The net neutrality PR did work though, the FCC was under a lot of pressure . ATT didn't pay all of those marketing firms to fraudulently post thousands of anti-net-neutrality comments for nothing.

1 comments

OK, but then the answer is to fix Congress, not to bypass it.
And what if it is fundamentally unfixable? Do we just allow everything to grind to a halt and pretend that everything is working as designed as the country crumbles beneath us? I guess that's easier to do when it's the working class and not most HN-type folks who would get hit the hardest by that plan.

Congress has been delegating rule-making authority to the executive branch since before all of us were born. You may not like that, or you may think some amount of delegation is appropriate, but we've passed that point. But this is the reality here, and the functioning of our federal government pretty much has this baked in at this point, for better or worse.

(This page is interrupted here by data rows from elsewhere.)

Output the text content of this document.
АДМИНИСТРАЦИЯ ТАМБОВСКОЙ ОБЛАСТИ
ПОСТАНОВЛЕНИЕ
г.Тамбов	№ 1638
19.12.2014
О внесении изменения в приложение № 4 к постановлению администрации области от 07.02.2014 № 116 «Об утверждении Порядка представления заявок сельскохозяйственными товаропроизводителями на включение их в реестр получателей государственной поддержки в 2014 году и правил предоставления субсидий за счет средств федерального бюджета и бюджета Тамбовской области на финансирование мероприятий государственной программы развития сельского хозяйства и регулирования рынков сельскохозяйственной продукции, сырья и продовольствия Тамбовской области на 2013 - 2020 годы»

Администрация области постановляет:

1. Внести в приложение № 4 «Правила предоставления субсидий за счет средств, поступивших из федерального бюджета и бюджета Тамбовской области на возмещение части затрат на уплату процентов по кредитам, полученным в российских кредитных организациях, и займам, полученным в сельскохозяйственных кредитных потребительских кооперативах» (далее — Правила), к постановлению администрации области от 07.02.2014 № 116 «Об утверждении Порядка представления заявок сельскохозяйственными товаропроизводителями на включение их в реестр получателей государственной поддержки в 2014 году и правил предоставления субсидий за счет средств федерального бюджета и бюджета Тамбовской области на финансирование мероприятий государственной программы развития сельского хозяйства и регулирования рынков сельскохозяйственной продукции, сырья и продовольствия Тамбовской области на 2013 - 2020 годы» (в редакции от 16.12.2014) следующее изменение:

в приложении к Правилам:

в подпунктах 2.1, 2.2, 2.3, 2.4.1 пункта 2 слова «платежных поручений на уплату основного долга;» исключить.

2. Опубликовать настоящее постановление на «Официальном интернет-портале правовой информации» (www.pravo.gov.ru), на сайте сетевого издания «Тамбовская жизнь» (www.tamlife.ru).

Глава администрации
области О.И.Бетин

If it's fundamentally unfixable, then the Constitution fundamentally doesn't work, or at least doesn't work with the society we have now. I think the first step is to figure out why. Did this ever work, or were we just kidding ourselves for two centuries? If it worked then but not now, what changed?

Then, once the cause is understood, the next step would be to figure out an appropriate system that would work, or at least work better, and amend the Constitution to reflect that new system.

The alternative is to just let things continue as they are going, and I don't like that choice. It results in the president becoming more of a ruler and less of an executive. I expect less freedom down that road (and eventually none), and I don't like it.

My take on the questions I posed is this: Yes, it did work, at least adequately, and now it doesn't. What changed? I suspect that it was Roe v Wade. Since then, the right has been trying to get control of the Supreme Court to overturn Roe, and the left has been trying to block them. So both are fighting over control of the nomination process, which means the presidency and the Senate. I suspect that that's the cause of the trench warfare in Congress.

If I'm right, then it is in fact ultimately unfixable. Neither side is going to compromise, ever. You can't even fix it by amending the Constitution, because then there's going to be a battle about undoing the amendment.